Jesuit authorities say two witnesses saw men in army uniforms enter the house before the killings.
In his homily at the priests' funeral, Arturo Rivera Damas, archbishop of San Salvador, cited ''the climate of hate fostered by the national network'' as a factor in the slayings.
The government has installed censors at all television and radio stations. They make sure viewers and listeners find out only what the government believes strengthens its hand in the fighting.
Predictably, the guerrillas are portrayed as murderous demons, while the armed forces are presented as the epitome of virtue.
In order to downplay the magnitude of the rebel offensive, the simple facts - even where the fighting was taking place - were often withheld.
''The radio says everything is getting back to normal, and everything is under control of the armed forces and the government. But look for yourself,'' said one passer-by in the Soyapango district of the capital late last week.
He pointed down the road.
Fire from assault rifles and machine guns resounded less than a hundred yards away, where several barricaded guerrillas defended an intersection from army troops trying to advance.
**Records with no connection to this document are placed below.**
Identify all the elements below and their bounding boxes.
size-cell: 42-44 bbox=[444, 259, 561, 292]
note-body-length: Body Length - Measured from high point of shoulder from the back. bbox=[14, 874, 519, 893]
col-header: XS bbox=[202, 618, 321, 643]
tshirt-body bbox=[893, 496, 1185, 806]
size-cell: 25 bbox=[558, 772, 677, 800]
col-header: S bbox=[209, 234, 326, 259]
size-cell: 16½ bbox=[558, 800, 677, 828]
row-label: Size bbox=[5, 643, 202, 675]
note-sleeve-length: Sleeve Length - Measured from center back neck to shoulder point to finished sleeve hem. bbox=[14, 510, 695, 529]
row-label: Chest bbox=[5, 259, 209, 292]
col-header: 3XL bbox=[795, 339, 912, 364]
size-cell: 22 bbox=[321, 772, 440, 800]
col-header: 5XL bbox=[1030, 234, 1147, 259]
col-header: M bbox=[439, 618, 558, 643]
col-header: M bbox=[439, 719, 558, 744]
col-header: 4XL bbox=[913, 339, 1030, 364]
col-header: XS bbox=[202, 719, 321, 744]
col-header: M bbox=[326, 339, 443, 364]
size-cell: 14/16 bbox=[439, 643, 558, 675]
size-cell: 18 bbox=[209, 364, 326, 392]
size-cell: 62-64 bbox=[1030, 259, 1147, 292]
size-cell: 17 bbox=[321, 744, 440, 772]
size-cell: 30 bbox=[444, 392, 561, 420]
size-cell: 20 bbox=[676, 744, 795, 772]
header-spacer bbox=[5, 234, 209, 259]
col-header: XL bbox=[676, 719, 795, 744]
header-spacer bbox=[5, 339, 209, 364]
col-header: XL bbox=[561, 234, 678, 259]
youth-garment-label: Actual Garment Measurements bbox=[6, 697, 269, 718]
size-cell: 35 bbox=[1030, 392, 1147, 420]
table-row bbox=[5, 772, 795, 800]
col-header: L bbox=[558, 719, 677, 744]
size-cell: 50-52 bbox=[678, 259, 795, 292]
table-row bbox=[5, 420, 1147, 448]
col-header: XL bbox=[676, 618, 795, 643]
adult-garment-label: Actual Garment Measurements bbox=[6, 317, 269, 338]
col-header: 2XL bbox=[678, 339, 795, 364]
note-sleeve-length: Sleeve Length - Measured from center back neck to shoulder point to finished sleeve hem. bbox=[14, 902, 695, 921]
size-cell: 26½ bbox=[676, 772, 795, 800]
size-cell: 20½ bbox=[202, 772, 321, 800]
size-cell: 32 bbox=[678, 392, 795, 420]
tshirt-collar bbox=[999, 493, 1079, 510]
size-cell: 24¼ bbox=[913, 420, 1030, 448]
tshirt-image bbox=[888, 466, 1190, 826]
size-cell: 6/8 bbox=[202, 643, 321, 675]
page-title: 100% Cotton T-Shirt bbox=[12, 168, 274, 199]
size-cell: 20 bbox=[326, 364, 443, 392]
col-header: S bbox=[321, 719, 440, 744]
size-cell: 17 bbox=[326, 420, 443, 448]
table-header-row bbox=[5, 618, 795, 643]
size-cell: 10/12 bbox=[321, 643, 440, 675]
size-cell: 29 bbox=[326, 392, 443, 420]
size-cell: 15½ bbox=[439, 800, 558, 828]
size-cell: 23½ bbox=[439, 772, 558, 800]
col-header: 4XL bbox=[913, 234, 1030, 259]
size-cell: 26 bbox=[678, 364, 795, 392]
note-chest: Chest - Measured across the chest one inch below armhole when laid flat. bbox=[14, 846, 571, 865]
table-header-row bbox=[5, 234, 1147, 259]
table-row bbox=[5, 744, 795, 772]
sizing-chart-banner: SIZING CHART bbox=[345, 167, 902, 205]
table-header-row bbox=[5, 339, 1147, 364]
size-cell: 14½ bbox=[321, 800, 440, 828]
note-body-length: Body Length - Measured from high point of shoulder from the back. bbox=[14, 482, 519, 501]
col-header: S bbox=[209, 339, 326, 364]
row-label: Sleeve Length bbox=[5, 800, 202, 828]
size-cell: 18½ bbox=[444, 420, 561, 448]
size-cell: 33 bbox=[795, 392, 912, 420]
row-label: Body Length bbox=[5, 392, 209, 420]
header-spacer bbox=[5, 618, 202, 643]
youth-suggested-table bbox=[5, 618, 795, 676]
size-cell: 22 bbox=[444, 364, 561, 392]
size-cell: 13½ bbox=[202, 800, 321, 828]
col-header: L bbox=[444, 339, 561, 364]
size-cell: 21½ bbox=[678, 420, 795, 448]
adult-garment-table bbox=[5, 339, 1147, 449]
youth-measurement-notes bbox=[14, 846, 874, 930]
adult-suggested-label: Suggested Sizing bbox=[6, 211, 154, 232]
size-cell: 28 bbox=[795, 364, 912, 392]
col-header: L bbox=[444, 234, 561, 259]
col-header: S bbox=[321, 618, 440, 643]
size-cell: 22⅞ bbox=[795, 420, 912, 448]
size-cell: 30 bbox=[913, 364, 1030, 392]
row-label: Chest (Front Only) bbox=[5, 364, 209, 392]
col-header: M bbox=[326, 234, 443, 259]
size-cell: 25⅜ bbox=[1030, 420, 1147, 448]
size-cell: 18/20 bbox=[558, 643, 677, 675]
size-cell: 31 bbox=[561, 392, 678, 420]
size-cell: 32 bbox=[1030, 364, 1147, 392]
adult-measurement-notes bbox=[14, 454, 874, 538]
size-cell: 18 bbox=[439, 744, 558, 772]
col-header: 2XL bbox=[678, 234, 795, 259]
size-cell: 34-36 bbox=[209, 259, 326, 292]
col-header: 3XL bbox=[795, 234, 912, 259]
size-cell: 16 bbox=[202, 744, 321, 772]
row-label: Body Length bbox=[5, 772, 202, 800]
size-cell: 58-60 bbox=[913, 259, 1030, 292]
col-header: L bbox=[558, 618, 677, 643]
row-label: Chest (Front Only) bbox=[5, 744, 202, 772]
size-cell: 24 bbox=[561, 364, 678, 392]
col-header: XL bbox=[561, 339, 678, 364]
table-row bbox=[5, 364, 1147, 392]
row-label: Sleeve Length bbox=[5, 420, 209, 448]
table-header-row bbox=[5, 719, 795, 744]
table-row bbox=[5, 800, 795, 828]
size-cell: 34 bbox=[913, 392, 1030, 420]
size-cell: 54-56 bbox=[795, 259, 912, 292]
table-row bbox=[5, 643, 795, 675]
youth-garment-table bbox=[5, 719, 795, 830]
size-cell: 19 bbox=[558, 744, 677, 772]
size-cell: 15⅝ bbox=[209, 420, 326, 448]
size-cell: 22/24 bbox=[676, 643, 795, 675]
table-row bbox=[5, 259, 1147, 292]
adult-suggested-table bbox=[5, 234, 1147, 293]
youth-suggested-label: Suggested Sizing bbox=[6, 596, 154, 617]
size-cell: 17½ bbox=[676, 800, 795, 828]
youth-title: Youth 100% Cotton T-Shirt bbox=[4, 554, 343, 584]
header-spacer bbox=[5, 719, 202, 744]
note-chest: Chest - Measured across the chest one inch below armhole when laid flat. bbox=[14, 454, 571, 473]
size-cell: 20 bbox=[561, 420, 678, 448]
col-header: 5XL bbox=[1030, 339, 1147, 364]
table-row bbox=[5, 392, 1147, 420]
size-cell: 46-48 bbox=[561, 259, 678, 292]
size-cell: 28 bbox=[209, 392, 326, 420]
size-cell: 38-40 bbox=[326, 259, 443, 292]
Some journalists have publicly made known their objections to the government interference.
On Nov. 22, editors and reporters of the country's principal evening news program - Channel 12's El Dia - stood together before the camera at the show's opening as the anchor read an anti-censorship message. They then signed off indefinitely.
''For ethical reasons, it is impossible for us to continue our broadcasts,'' said a solemn Antonio Mineros. ''We cannot be what we are not.''
Others are willing only to speak privately.
''Because people didn't know what was going on beyond what they could see or hear in their own neighborhood, they didn't know what places were dangerous and what places were safe. The lack of information undoubtedly killed people,'' said a prominent local radio and print newsman who spoke on condition of anonymity.
''A real fear exists that they could kill you for what you say. Even if what you say is not against the government - just for describing objectively what's going on,'' he said.
Some opposition groups have also raised their voices.
''Freedom of expression has been reduced to zero, making it tremendously difficult for the democratic opposition to fulfill its function,'' said the Popular Christian Social Movement in a statement Thursday.